The Christmas Panic

I don’t know how many times I’ve been physically ejected from stores late on Christmas Eve, not to mention the occasional crazy bargain, “Sir, how much do you have in your hand? Twenty bucks? Good enough, take the stuff. Now, GO!!!!”

Wrapping gifts into the wee hours of Christmas, getting to bed just before the kids were howling around the tree, with me desperate for some sleep being dragged down to the festivities.

Such craziness was not unique to my Christmas experience, however, but for far too long was a pattern in my professional life. Refining my opening arguments well after midnight before a trial in just a few hours.
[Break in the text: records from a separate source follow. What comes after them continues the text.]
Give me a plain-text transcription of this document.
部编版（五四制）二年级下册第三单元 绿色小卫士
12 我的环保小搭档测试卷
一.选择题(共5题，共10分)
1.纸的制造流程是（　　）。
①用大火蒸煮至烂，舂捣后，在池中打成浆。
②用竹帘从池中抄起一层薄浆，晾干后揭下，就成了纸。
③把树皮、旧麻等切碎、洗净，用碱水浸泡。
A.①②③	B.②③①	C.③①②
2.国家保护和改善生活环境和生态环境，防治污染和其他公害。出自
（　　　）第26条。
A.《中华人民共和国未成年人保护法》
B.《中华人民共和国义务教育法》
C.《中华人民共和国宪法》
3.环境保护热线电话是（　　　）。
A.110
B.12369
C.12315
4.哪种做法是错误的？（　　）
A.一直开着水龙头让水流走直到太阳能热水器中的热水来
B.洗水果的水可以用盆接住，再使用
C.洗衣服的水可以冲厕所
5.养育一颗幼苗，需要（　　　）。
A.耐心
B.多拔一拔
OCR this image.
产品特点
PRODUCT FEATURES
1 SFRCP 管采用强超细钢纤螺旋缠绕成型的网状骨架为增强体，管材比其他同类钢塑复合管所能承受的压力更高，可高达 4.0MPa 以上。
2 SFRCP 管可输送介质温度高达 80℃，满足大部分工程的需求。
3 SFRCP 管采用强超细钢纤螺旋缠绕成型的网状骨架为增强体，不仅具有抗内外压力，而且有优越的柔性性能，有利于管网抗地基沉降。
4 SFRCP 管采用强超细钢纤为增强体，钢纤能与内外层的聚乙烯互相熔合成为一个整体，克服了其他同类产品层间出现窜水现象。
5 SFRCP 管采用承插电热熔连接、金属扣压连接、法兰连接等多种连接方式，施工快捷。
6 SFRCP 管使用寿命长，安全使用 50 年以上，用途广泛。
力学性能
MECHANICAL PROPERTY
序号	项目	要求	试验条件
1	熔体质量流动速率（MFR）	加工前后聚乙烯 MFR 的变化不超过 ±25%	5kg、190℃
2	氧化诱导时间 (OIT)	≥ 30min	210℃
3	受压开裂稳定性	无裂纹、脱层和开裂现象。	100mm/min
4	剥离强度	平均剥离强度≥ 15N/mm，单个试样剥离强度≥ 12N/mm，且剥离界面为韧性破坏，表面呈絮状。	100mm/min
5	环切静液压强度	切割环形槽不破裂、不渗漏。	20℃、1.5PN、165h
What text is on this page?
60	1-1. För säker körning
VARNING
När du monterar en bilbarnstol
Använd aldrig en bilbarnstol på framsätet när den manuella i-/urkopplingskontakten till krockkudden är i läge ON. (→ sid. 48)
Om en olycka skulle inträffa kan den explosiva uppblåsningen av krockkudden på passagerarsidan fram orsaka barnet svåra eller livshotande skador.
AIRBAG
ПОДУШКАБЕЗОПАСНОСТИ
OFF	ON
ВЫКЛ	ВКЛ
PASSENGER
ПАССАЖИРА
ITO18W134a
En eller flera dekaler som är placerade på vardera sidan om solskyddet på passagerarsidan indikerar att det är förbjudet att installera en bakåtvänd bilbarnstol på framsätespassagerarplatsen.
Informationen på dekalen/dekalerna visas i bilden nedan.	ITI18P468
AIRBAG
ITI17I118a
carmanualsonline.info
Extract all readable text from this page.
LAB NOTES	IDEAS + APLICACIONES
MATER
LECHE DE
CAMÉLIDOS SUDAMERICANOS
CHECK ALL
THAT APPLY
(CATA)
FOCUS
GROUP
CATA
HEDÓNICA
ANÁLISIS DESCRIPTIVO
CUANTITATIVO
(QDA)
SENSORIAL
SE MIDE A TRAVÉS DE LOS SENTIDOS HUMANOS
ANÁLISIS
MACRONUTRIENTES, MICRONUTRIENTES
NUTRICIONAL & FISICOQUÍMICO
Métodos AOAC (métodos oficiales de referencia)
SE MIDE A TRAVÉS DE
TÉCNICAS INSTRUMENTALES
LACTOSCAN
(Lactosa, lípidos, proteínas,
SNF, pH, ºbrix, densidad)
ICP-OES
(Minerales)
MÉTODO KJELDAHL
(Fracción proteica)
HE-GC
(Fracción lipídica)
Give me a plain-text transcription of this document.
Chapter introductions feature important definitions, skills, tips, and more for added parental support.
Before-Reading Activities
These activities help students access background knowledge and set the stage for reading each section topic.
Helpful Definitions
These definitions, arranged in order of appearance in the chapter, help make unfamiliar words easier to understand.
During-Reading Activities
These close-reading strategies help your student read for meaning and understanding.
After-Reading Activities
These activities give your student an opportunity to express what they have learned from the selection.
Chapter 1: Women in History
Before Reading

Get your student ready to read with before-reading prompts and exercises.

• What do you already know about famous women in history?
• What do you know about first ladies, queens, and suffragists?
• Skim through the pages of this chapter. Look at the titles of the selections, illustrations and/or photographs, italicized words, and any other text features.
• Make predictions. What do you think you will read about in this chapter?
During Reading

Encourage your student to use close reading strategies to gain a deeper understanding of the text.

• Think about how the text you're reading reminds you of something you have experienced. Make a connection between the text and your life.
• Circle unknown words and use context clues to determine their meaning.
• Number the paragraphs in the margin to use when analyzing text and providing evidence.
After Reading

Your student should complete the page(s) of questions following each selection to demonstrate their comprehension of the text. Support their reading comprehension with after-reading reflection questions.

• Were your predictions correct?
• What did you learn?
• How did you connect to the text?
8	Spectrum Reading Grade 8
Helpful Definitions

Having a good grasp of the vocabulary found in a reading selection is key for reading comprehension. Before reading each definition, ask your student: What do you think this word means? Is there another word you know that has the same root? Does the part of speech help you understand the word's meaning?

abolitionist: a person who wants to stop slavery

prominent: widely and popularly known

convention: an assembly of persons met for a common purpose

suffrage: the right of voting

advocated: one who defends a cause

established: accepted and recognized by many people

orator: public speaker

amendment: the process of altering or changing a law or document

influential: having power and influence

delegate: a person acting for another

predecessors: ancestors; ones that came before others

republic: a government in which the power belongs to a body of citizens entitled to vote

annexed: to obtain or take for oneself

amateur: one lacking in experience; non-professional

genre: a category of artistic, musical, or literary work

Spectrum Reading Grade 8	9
Actual experience, and insane. If I had a do-over of my career in law, “last minute” would be one of the first things to get harpooned.

Sure, I know all too well the wry saying, “If it weren’t for the last minute, a lot of things would never get done.” Some truth, but the question is not whether it gets done, but whether it gets done well.

I think it was attributed to Churchill that “nothing focuses a man’s mind more than the certainty he is to be hanged in the morning”. True enough, but most of us don’t go through life expecting the hangman’s noose at dawn. Most of us actually have the time to get things done in a timely fashion, and to get them done right.

The problem with “the Christmas panic” is that it leaves no room for margin, no allowance for second thought, and absolutely no opportunity to throw the whole thing out and start over again. The direct result of that is that we foreclose our opportunities of producing stellar work, and it is the consistent production of stellar work which creates the kind of reputation that puts you at the forefront of your profession.

Each of us has their own reason for procrastination. Don’t know your excuse, but mine was simple: trying to jam too much into too little time. And that happens for the very simple reason that things were not properly triaged and prioritized. When we tackle tasks on the basis of first come, first served, we waste so much time on the unimportant that the really critical stuff gets short shrift, and that means we produce mediocre work. And mediocre work also gives us a reputation, just not the kind we want.

There are a thousand ways of getting our lives more organized around what’s important, not what’s urgent. I’ve written before about the Eisenhower Matrix (https://mailchi.mp/735eccef9310/resolution-for-17980742?e=[UNIQID]) as an excellent example of what really works. What matters is not which tool we use, but that we clearly get our “important” ahead of our “urgent” so that our energy goes into what matters.

Oh, yeah, and I’m glad to say my Christmas gifts were all wrapped almost a month ago!